Prof Zaharin Yusoff, Data Science Specialist, IMU

explains, “This is where lifetime health plans come into play and the ultimate goal would be where we are even subconsciously educated about health conditions that are relevant to us.” This means that custom-curated information that targets a person’s individual needs can be pushed to individuals, effectively taking away the challenge of filtering the tremendous amount of information available to us.

He explains that this is crucial to empower people to manage their own health and which leads us to the fourth area of participation. This is already evident in our everyday lives where people are using available tools at home such as wearable devices and oximeters to manage theirs and their family’s health.

Humble beginnings

While this may sound like scenarios that have become attainable only with the latest technology, digital health really has roots in the simplest innovative actions.

In the 1970s and 80s, Dr Abu Bakar was already treating patients on remote dialysis at home. Dialysis machines were provided to patients who were trained to use the machines on their own. Patients were then monitored through call centres specifically set up for self-haemodialysis and ambulatory peritoreal dialysis. “We monitored and managed the patients using merely the telephone from our call centres,” he said. From the first patient in Sibu, and a second from Kota Kinabalu, Tan Sri Dato’ Dr Abu Bakar eventually had over 400 patients from all over the country. By the mid-90s, as technology evolved, dialysis centres such as one in Adelaide were remotely monitoring patients through computers.

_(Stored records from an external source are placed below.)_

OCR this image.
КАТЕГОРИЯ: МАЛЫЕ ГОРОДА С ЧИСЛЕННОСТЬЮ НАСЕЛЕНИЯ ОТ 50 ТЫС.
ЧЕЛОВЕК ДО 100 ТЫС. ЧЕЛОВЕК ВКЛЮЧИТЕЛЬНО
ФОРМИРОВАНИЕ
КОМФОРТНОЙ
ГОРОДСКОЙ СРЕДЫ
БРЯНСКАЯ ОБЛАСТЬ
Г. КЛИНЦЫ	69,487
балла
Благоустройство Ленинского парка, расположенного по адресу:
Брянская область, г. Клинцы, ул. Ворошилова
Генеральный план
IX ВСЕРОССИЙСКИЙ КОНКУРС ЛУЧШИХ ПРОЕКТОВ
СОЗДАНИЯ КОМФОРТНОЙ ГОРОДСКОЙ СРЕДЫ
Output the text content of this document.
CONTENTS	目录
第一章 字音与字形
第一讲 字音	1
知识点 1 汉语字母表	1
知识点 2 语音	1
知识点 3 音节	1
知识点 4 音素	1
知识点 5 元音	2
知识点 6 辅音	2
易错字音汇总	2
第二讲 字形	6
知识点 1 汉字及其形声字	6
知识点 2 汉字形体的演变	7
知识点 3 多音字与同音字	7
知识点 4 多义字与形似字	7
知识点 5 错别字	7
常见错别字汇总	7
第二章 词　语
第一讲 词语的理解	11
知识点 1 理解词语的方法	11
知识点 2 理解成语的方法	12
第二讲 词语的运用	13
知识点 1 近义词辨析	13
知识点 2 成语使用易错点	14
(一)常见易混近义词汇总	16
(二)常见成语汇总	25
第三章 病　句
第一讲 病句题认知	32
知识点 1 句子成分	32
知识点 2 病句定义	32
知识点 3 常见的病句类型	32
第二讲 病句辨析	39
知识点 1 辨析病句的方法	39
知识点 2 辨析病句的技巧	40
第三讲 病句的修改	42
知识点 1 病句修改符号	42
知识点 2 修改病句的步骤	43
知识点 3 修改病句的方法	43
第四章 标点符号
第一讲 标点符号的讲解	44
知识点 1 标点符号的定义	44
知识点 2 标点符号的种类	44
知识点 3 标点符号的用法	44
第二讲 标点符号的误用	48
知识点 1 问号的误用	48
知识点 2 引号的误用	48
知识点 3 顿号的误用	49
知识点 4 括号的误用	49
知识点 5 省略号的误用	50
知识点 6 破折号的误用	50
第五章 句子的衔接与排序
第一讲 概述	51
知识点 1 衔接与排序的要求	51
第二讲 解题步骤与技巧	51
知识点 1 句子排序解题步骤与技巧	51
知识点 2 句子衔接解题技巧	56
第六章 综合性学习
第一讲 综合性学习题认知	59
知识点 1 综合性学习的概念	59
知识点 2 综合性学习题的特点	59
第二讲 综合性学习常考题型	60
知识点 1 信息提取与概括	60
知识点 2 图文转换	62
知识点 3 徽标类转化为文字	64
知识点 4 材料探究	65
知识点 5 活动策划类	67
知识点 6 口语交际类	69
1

In 1993, a small remote hospital in Sarawak started taking digital photos of X-rays which were then emailed over to a radiologist at the main hospital in Kuching for analysis. This saved patients the long journey to the capital city and made doctor visits more accessible to those who could not travel so far. “I was really impressed because it was very helpful to the patient,” said Dr Abu Bakar. Today this has evolved to tele-imaging X-ray machines which produce digital images that can be sent to a radiologist anywhere, or even analysed by artificial intelligence tools that can help in the interpretation of the images.

It was also around the same time when a consultant physician at the Kuching General Hospital was monitoring his patients in an intensive care unit through a computer at home. This enabled the consultant to give advice in real time even before getting to the hospital.

In other countries such as the US and Australia, teledermatology and telepsychiatry were also in place in the mid-90s, where psychiatrists could be in Melbourne, but were delivering services for psychiatric patients in the small towns in the state of Victoria. “It was very effective,” said Dr Abu Bakar.